By verifying authenticity using private-public key pair signatures. No encryption needed, just a checksum that basically says: “yes you are who you say you are and I can trust your data”. Same sort of problem as the 802.11p system faces for vehicles.
Dimme wrote:
By verifying authenticity using private-public key pair signatures.
I can’t believe that in 21st century nobody came to idea to issue private key to each installed device (stored securely somewhere in firmware) and to occasionally send signature in one of the packages.
Emir wrote:
I can’t believe that in 21st century nobody came to idea to issue private key to each installed device
That’s because ADS-B is 20th century technology. It was specified and developed in the 1990s. Embedded processors back then had much less CPU power than now, and also signing algorithms that had been developed by that stage are now known to be insecure to the point they are useless today, so even if they had, it wouldn’t have made all that much difference today (especially as the number of bits used in the signature would have almost assuredly not been very many) and no doubt keys would have been extracted from avionics in the first place, given the state of technology at the time (remember not even all the money poured into content protection by Hollywood could prevent CSS being thoroughly neutralised within months of DVDs coming out).
While you could come up with a signing system a bit like what we use when generating server certs for HTTPS sites, it’s only relatively recently that this has become a mature process. There were tons of exploits until the early 2010s and still a dribble of new exploits showing up today (every time I test a new HTTPS site, it seems like there’s some new weakness in an implementation or protocol that needs to be mitigated against). With far fewer people working on avionics, the chance of all this being set up securely in a system that has to work, without modification, for decades is approximately zero.
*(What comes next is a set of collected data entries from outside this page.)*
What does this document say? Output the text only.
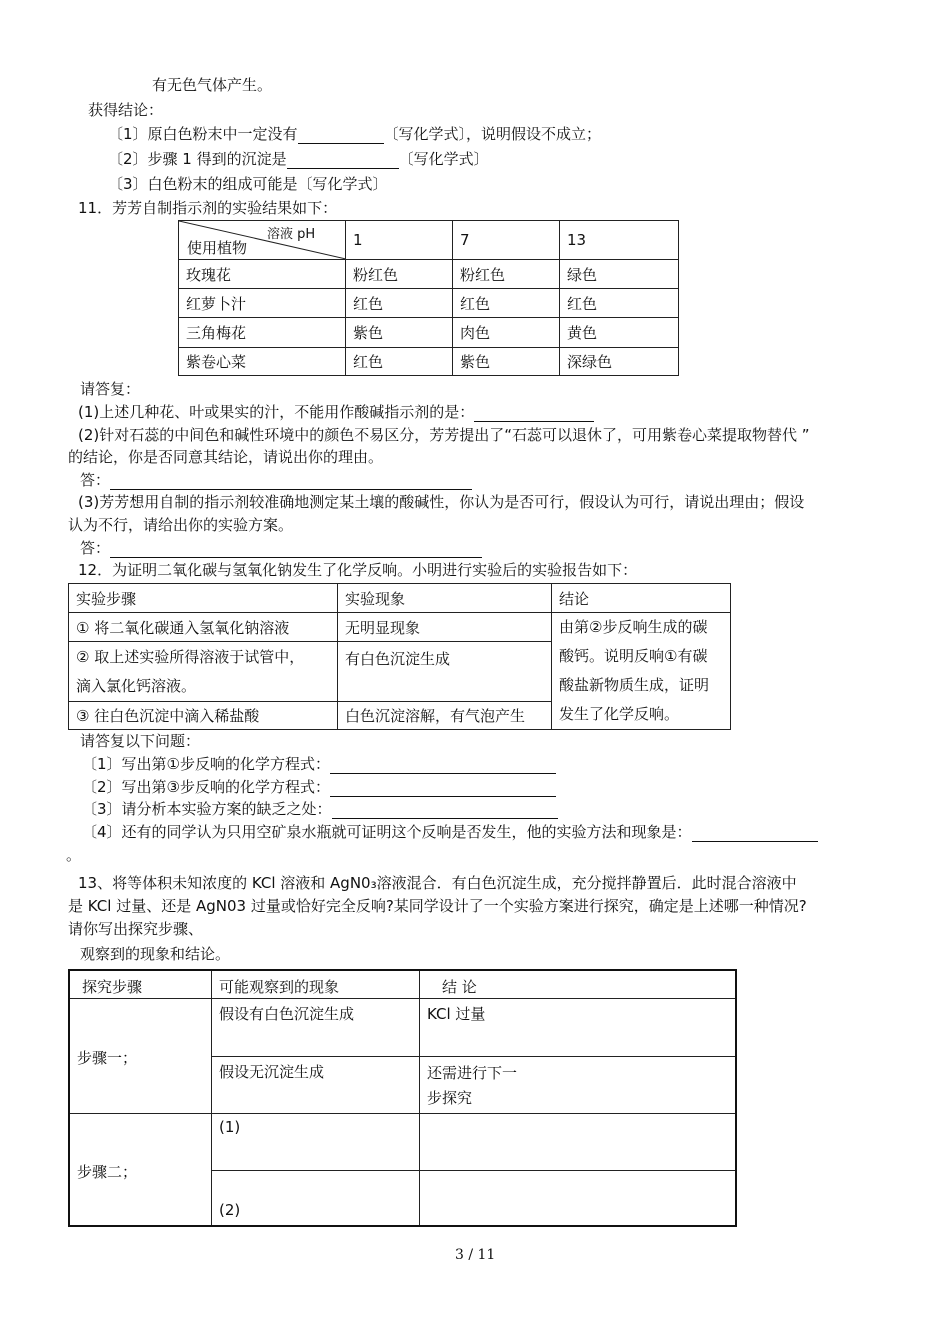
有无色气体产生。
获得结论：
〔1〕原白色粉末中一定没有	〔写化学式〕，说明假设不成立；
〔2〕步骤 1 得到的沉淀是	〔写化学式〕
〔3〕白色粉末的组成可能是〔写化学式〕
11．芳芳自制指示剂的实验结果如下：
溶液 pH
使用植物	1	7	13
玫瑰花	粉红色	粉红色	绿色
红萝卜汁	红色	红色	红色
三角梅花	紫色	肉色	黄色
紫卷心菜	红色	紫色	深绿色
请答复：
(1)上述几种花、叶或果实的汁，不能用作酸碱指示剂的是：
(2)针对石蕊的中间色和碱性环境中的颜色不易区分，芳芳提出了“石蕊可以退休了，可用紫卷心菜提取物替代 ”
的结论，你是否同意其结论，请说出你的理由。
答：
(3)芳芳想用自制的指示剂较准确地测定某土壤的酸碱性，你认为是否可行，假设认为可行，请说出理由；假设
认为不行，请给出你的实验方案。
答：
12．为证明二氧化碳与氢氧化钠发生了化学反响。小明进行实验后的实验报告如下：
实验步骤	实验现象	结论
① 将二氧化碳通入氢氧化钠溶液	无明显现象	由第②步反响生成的碳
酸钙。说明反响①有碳
酸盐新物质生成，证明
发生了化学反响。

② 取上述实验所得溶液于试管中，
滴入氯化钙溶液。	有白色沉淀生成	
③ 往白色沉淀中滴入稀盐酸	白色沉淀溶解，有气泡产生	
请答复以下问题：
〔1〕写出第①步反响的化学方程式：
〔2〕写出第③步反响的化学方程式：
〔3〕请分析本实验方案的缺乏之处：
〔4〕还有的同学认为只用空矿泉水瓶就可证明这个反响是否发生，他的实验方法和现象是：
。
13、将等体积未知浓度的 KCl 溶液和 AgN0₃溶液混合．有白色沉淀生成，充分搅拌静置后．此时混合溶液中
是 KCl 过量、还是 AgN03 过量或恰好完全反响?某同学设计了一个实验方案进行探究，确定是上述哪一种情况?
请你写出探究步骤、
观察到的现象和结论。
探究步骤	可能观察到的现象	结 论
步骤一；	假设有白色沉淀生成	KCl 过量
	假设无沉淀生成	还需进行下一
步探究

步骤二；	(1)	
	(2)	
3 / 11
Getting signing and/or encryption today would require a new standard to be developed and the payload would be much bigger because the hash sent along with the data is going to have to be at least 256 bits to be considered worthwhile (which will make the packet collision problem worse in busy airspace). You’d possibly have to start looking at new frequency bands, which will take years because every single country in the world would have to agree to it. By which time, some exploit will have been discovered making the digital signatures useless, and of course it takes 20+ years to get everyone to upgrade due to the eyewatering cost not just of what’s in the plane, but the ground stations too.
The problem with certificates is that you end up needing agencies like Verisign, and they charge money for the certificates. So, yet more money to pay out – of the order of €200/year and for aviation it would be more.
Peter wrote:
The problem with certificates is that you end up needing agencies like Verisign, and they charge money for the certificates. So, yet more money to pay out – of the order of €200/year and for aviation it would be more.
Try Let’s encrypt.
The cheap ones work until they don’t
We used them…
Let’s encrypt still works, what do you mean?